Dalam perpisahan yang mengharukan ini, Paulus memberikan nasihat yang mendalam dan berharga kepada para pemimpin jemaat. Ia mengingatkan mereka tentang panggilannya untuk menggembalakan kawanan domba Tuhan, yang telah ditebus dengan darah-Nya sendiri. Paulus menekankan pentingnya kewaspadaan terhadap ajaran sesat yang akan datang dan ancaman dari dalam maupun luar jemaat. Ia berpesan agar mereka tidak mencari keuntungan pribadi, tetapi melayani dengan kerendahan hati dan ketekunan. Teladannya sendiri, yang bekerja keras untuk menafkahi dirinya dan mereka yang bersama dengannya, menjadi contoh nyata dari prinsip yang ia ajarkan.

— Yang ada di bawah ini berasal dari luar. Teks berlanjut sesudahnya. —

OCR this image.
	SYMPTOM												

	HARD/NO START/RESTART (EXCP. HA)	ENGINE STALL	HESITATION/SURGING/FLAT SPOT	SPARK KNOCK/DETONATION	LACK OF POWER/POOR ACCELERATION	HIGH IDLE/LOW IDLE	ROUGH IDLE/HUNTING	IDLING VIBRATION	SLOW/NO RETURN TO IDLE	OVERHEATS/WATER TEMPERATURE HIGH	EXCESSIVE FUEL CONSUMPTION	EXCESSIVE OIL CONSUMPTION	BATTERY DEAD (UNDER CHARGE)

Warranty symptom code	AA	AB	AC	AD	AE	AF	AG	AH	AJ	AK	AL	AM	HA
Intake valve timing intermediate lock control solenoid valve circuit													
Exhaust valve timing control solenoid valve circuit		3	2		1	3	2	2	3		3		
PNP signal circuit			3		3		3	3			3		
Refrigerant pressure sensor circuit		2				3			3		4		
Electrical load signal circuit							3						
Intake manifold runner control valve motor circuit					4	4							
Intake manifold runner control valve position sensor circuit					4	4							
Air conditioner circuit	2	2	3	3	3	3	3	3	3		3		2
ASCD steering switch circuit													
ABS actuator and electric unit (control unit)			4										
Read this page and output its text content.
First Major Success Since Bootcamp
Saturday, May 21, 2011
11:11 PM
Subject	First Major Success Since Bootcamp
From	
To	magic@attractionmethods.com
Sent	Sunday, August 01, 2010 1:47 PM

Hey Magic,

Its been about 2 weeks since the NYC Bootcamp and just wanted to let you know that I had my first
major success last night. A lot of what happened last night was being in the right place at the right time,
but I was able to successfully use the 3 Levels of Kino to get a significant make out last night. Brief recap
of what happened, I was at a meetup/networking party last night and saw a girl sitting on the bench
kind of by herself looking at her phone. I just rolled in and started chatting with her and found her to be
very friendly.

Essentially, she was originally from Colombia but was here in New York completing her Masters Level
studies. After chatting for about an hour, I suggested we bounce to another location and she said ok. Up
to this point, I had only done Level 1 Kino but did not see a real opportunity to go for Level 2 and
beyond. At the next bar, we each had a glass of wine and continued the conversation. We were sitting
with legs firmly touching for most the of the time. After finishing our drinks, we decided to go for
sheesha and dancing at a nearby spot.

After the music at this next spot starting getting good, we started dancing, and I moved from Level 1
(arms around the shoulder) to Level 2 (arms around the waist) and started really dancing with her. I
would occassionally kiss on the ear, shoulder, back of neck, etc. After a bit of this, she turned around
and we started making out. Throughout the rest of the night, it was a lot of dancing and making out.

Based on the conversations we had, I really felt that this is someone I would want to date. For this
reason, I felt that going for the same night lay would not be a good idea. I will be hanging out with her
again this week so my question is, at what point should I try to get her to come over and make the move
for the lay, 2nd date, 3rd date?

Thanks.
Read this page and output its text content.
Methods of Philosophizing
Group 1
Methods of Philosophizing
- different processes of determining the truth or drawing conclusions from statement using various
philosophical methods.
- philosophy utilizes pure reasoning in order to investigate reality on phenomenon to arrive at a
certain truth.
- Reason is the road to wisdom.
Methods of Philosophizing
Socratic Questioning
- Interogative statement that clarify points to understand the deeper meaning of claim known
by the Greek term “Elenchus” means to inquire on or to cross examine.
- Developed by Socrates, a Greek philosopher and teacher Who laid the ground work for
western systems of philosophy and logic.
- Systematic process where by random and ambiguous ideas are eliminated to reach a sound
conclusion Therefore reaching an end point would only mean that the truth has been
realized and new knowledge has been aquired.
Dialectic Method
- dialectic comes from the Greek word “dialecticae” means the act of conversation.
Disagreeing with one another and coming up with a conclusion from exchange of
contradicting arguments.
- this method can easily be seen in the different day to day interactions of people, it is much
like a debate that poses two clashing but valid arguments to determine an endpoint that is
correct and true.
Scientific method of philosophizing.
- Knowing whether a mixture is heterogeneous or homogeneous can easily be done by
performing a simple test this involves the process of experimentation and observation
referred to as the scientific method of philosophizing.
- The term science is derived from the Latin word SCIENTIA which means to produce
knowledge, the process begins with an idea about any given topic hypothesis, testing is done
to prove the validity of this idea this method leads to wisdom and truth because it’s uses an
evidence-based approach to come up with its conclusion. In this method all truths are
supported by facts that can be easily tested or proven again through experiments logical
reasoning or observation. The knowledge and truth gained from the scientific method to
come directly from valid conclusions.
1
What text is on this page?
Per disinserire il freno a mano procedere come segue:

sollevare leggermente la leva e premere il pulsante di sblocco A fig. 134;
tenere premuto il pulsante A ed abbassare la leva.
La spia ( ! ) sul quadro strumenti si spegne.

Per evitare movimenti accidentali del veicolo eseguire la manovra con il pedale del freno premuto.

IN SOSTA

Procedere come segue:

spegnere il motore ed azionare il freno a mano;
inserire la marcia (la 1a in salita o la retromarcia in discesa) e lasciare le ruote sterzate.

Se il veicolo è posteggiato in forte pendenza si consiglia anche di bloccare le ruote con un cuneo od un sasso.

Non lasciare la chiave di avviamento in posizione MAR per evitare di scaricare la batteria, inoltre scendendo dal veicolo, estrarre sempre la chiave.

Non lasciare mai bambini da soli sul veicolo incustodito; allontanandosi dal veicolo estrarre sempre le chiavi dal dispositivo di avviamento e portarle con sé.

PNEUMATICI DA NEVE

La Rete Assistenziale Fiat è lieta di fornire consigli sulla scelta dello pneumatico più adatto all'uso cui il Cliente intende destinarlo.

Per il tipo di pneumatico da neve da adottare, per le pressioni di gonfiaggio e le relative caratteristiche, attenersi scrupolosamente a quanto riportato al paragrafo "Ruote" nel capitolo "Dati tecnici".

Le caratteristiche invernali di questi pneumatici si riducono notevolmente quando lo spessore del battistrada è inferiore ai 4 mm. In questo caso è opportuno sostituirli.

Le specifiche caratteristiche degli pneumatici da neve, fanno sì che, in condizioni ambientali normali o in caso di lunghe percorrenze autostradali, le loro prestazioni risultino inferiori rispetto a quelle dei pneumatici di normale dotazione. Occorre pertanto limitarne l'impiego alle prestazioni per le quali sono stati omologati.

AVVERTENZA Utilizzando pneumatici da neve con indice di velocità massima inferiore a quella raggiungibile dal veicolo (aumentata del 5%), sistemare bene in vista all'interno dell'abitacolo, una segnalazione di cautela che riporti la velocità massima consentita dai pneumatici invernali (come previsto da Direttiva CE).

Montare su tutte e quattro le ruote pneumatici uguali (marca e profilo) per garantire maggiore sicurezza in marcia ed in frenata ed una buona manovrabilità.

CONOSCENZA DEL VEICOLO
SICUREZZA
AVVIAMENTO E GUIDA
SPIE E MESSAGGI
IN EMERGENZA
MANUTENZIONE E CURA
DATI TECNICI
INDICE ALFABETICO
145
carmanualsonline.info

Nasihat Paulus di Miletus bukanlah sekadar kata-kata perpisahan, melainkan sebuah warisan rohani yang abadi bagi gereja. Ia mendorong para penatua untuk terus bertekun dalam pekerjaan pelayanan, senantiasa mengandalkan kasih karunia Tuhan. Perpisahan yang penuh kasih ini menegaskan betapa pentingnya peran kepemimpinan rohani dalam menjaga keutuhan dan pertumbuhan jemaat. Kisah para rasul memberikan kita pelajaran berharga tentang keberanian, kesetiaan, dan kasih yang menginspirasi generasi demi generasi dalam perjalanan iman. Peristiwa di Kaisarea dan perpisahan di Miletus, meskipun berbeda konteks, sama-sama menampilkan karakter Kristus yang terpancar dalam kehidupan para hamba-Nya yang setia.